The Federal Trade Commission (FTC) has initiated an investigation into several major companies regarding their use of customer data, algorithms, and artificial intelligence for personalized pricing strategies.
The inquiry targets eight companies from various industries: Mastercard, JPMorgan Chase, Accenture, Task Software, McKinsey & Co., Revionics, Bloomreach, and Pros. These firms have been ordered to provide information about how their pricing practices affect privacy, competition, and consumer protection.
Companies utilize tools such as artificial intelligence to implement what is known as “surveillance pricing,” or “dynamic pricing,” which allows them to display different prices to consumers based on various personal attributes, including location, demographics, credit history, and online shopping behavior.
Many of these contacted companies supply transaction, sales, and pricing services to major businesses in the U.S. and internationally. For instance, Task Software manages transactions for prominent hospitality brands like McDonald’s and Starbucks, while Revionics offers price optimization software to global retailers like Home Depot. Pros, which focuses on AI-driven pricing solutions, counts Nestlé, HP, and United Airlines as clients and collaborates with Microsoft for technology development.
The FTC aims to clarify this “opaque market” where customer data is harvested to establish targeted pricing for goods and services.

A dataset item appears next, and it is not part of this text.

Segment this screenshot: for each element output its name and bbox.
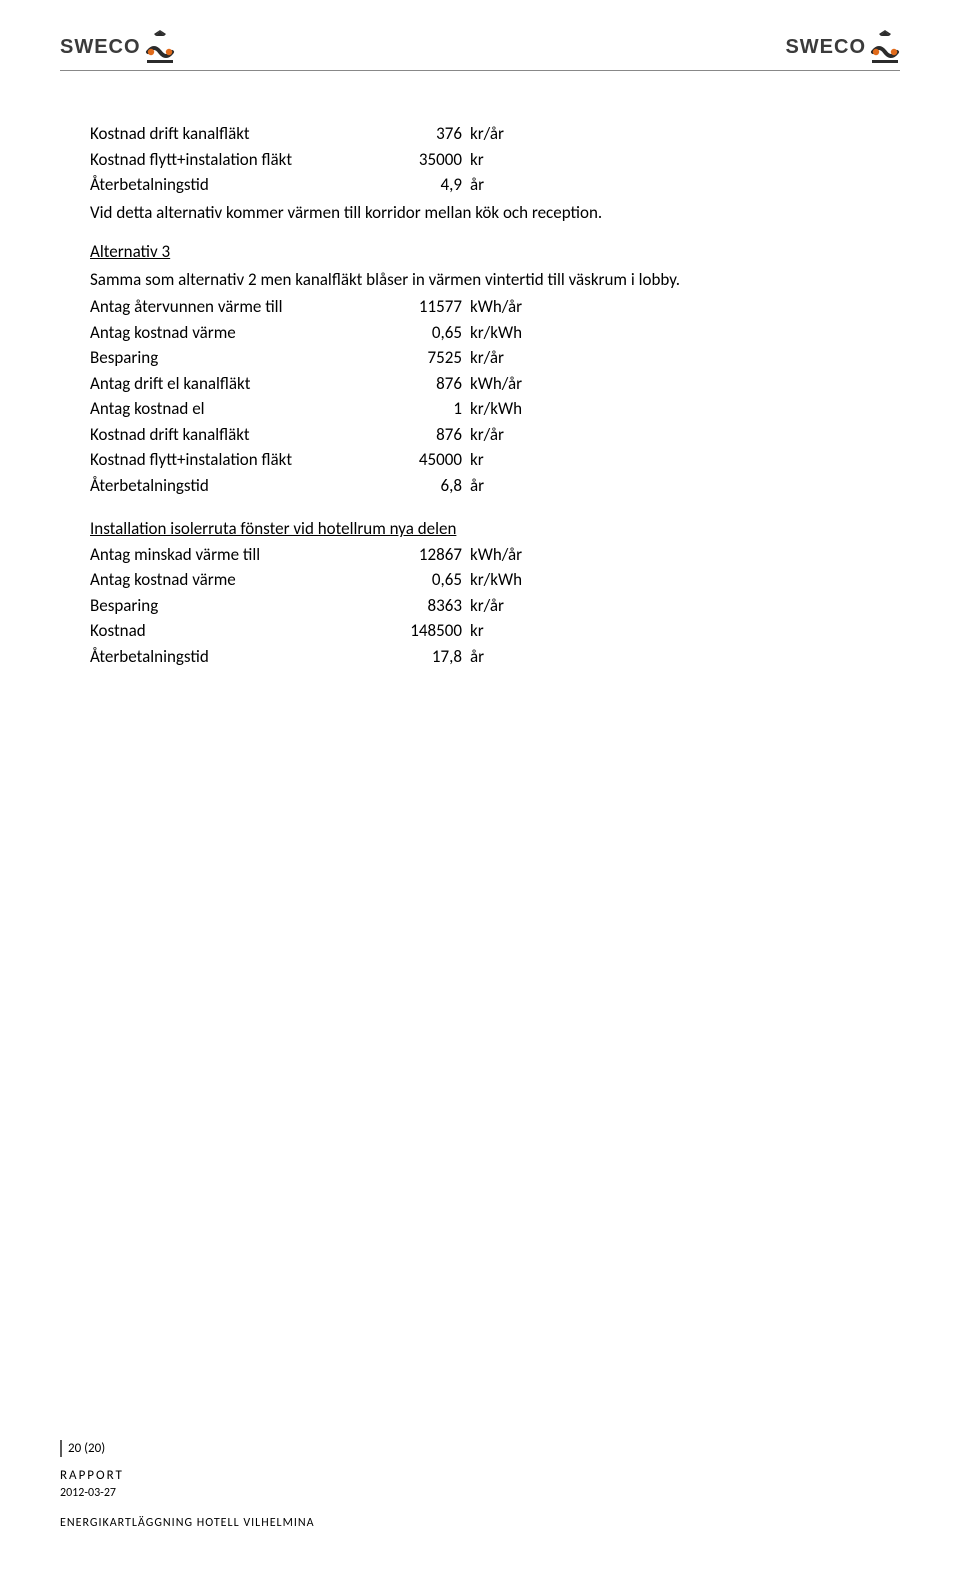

FTC Chair Lina Khan stated, “Firms that harvest Americans’ personal data can put people’s privacy at risk. Now firms could be exploiting this vast trove of personal information to charge people higher prices. Americans deserve to know whether businesses are using detailed consumer data to deploy surveillance pricing, and the FTC’s inquiry will shed light on this shadowy ecosystem of pricing middlemen.”
The commission’s investigation focuses on four main areas: the types of surveillance pricing products and services offered, data collection methods, customer and sales information, and the effect of these practices on the prices that consumers ultimately pay.